Em entrevista à Folha, a diretora Catherine Breillat explicou a necessidade das cenas de sexo explícito do filme e falou sobre o uso de dublês e a atuação do astro pornô Siffredi.

Folha - Seu filme se chama "Romance", mas quase não vemos romance nele. Por que esse título? Que tipo de romance você está procurando?
Catherine Breillat -
O romance, ao contrário do que acreditamos, é uma coisa que queremos viver, algo para o qual estamos prontos e sem qualquer exigência. Um romance não é um grande amor. É algo que nos engana, fazendo acreditar que é amor, mas que, em seguida, não contém seus ingredientes. Não estou dizendo que ele não tem importância, mas que ele não tem exigência. É algo que, depois do tempo da ilusão, traz o tempo da desilusão. O romance é uma amor ilusório, não é um verdadeiro amor. Mas temos tanto desejo de viver um amor, mesmo ilusório, que creditamos ao romance uma importância muito grande.

Folha - E, no filme, Marie quer um romance?
Breillat -
No começo do filme ela vive o fim de um romance, que termina com sua desilusão e a degradação de si mesma. É sempre assim. Acreditamos que é amor aquilo que não passa de desejo de amor. Marie não ama Paul. Ele é o objeto de seu amor, mas não é o sujeito de seu amor.

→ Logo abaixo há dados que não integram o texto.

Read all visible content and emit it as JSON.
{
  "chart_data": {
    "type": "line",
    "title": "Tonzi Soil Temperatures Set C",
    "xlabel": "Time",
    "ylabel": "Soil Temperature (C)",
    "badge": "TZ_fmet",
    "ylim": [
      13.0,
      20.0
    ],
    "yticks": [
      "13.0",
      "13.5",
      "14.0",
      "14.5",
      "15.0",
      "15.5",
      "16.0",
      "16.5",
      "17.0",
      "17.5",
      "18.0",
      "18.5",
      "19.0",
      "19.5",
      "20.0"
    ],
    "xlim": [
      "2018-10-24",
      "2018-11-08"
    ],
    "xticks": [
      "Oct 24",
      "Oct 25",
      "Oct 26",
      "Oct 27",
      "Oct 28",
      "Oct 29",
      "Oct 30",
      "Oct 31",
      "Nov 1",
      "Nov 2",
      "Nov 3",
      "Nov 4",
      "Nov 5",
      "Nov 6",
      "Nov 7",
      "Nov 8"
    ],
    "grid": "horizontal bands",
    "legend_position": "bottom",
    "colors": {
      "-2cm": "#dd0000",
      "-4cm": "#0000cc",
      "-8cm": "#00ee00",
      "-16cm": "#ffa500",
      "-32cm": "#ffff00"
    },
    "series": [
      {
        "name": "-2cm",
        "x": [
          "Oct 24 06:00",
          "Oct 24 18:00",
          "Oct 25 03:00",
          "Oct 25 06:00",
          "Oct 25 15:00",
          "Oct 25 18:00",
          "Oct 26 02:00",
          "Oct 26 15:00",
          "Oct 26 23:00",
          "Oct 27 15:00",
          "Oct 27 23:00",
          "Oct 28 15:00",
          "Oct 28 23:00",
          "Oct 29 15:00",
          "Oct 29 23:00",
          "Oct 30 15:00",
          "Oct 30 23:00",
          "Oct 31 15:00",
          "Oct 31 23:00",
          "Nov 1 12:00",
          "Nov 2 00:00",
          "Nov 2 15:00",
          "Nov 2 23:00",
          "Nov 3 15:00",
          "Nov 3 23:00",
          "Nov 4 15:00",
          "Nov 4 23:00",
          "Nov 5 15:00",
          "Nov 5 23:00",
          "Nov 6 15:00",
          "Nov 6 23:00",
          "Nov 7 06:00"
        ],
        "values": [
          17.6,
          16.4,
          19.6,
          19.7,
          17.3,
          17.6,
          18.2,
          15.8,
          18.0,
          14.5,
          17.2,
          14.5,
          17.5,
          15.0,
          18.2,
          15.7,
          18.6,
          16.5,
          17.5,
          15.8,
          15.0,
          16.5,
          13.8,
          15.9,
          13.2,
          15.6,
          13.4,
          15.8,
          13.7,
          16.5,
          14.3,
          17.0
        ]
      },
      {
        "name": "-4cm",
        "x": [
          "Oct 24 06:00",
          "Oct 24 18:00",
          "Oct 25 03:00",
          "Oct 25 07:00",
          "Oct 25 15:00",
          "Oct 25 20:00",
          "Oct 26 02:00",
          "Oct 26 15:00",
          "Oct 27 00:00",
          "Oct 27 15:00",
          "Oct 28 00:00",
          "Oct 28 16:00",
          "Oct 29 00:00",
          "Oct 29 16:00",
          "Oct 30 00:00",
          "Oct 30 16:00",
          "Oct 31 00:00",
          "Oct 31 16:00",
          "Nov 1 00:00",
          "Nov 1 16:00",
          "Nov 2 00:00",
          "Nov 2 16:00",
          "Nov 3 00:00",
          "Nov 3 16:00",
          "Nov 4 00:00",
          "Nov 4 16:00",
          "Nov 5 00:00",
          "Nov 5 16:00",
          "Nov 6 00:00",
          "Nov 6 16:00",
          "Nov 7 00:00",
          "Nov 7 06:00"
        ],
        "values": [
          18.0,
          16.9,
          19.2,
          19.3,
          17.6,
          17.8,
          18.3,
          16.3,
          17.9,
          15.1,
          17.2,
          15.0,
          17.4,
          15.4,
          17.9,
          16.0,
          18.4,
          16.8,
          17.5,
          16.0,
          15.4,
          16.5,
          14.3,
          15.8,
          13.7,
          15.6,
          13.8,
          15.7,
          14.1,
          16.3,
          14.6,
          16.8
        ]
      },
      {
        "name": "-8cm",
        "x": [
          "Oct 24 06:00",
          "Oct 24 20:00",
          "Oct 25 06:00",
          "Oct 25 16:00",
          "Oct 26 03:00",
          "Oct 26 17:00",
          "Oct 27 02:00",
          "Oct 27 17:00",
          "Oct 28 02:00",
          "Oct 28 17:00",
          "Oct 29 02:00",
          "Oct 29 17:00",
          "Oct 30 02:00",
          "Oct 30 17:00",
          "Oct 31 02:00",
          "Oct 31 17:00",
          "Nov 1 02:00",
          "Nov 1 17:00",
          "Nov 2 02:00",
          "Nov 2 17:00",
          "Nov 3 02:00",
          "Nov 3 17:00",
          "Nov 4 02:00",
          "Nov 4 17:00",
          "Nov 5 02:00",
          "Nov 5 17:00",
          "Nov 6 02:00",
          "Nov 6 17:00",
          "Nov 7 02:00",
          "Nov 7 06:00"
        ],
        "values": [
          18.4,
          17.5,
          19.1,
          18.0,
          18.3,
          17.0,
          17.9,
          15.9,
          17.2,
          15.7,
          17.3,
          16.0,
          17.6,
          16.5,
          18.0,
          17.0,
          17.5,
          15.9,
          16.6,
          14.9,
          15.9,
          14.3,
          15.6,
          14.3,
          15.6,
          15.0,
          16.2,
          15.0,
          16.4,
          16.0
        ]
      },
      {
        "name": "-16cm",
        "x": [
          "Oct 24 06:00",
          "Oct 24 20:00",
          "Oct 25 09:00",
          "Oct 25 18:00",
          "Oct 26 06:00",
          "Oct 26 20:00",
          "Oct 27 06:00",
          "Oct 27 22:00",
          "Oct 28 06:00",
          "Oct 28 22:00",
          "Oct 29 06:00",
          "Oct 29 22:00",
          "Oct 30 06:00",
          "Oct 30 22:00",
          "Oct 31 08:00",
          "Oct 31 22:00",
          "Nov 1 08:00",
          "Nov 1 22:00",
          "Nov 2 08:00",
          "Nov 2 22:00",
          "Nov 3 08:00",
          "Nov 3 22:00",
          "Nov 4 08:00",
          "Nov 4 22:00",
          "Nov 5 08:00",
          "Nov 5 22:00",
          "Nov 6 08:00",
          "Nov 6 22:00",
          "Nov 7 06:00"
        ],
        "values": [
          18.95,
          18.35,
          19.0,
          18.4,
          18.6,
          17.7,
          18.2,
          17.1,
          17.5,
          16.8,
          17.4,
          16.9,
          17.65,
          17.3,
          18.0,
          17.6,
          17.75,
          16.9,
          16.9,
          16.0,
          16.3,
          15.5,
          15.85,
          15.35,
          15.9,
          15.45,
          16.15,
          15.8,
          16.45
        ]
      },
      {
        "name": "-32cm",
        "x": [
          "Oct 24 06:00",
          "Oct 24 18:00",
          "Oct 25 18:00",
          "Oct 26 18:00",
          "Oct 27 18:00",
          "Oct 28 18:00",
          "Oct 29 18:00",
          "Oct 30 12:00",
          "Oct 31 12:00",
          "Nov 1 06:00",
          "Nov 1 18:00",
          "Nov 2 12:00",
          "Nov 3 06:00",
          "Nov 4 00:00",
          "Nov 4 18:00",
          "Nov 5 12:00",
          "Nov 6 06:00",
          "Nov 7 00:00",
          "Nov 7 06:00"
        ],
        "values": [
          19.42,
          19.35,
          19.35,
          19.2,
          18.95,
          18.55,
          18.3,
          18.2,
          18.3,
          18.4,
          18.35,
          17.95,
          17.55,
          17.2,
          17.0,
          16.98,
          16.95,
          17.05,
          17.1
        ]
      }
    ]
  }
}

Folha - Que tipo de motivação a levou a incluir cenas de sexo explícito no filme?
Breillat -
Foram duas motivações: uma de autor e outra relacionada à dignidade humana. Todos fazemos sexo explícito, mas temos a impressão de que não se trata da mesma coisa que vemos no cinema pornográfico.
Assim sendo, pensei que o cinema de autor deveria desmistificar o sexo explícito e mostrar que não se trata apenas de imagens, mas também de sentimentos.
O cinema é a arte que dá senso e emoção às imagens e, por isso, deveria reintegrar as imagens pornográficas em um cinema de autor para dar-lhes um sentido diferente. Quando eu digo cinema de autor, quero dizer cinema tradicional.
Esse tipo de imagem esteve reservada ao que chamamos cinema "X" (sigla que identifica filmes pornográficos), mas que sequer é cinema. Trata-se de uma indústria do sexo, não mais do que isso.
O cinema "X" é a prostituição do sexo. O cinema pornográfico não é uma visão do sexo definitiva, apesar de ser praticamente a única que temos atualmente.
Pensei então que seria absolutamente necessário criar uma outra, que não seria apenas um direito, mas um dever dos autores. Trata-se de um campo imenso de pesquisa e reflexão para o futuro.
"Romance" não é uma visão do sexo. É uma procura de uma identidade pessoal por meio do sexo. Não é sobre o prazer, embora ele conte também.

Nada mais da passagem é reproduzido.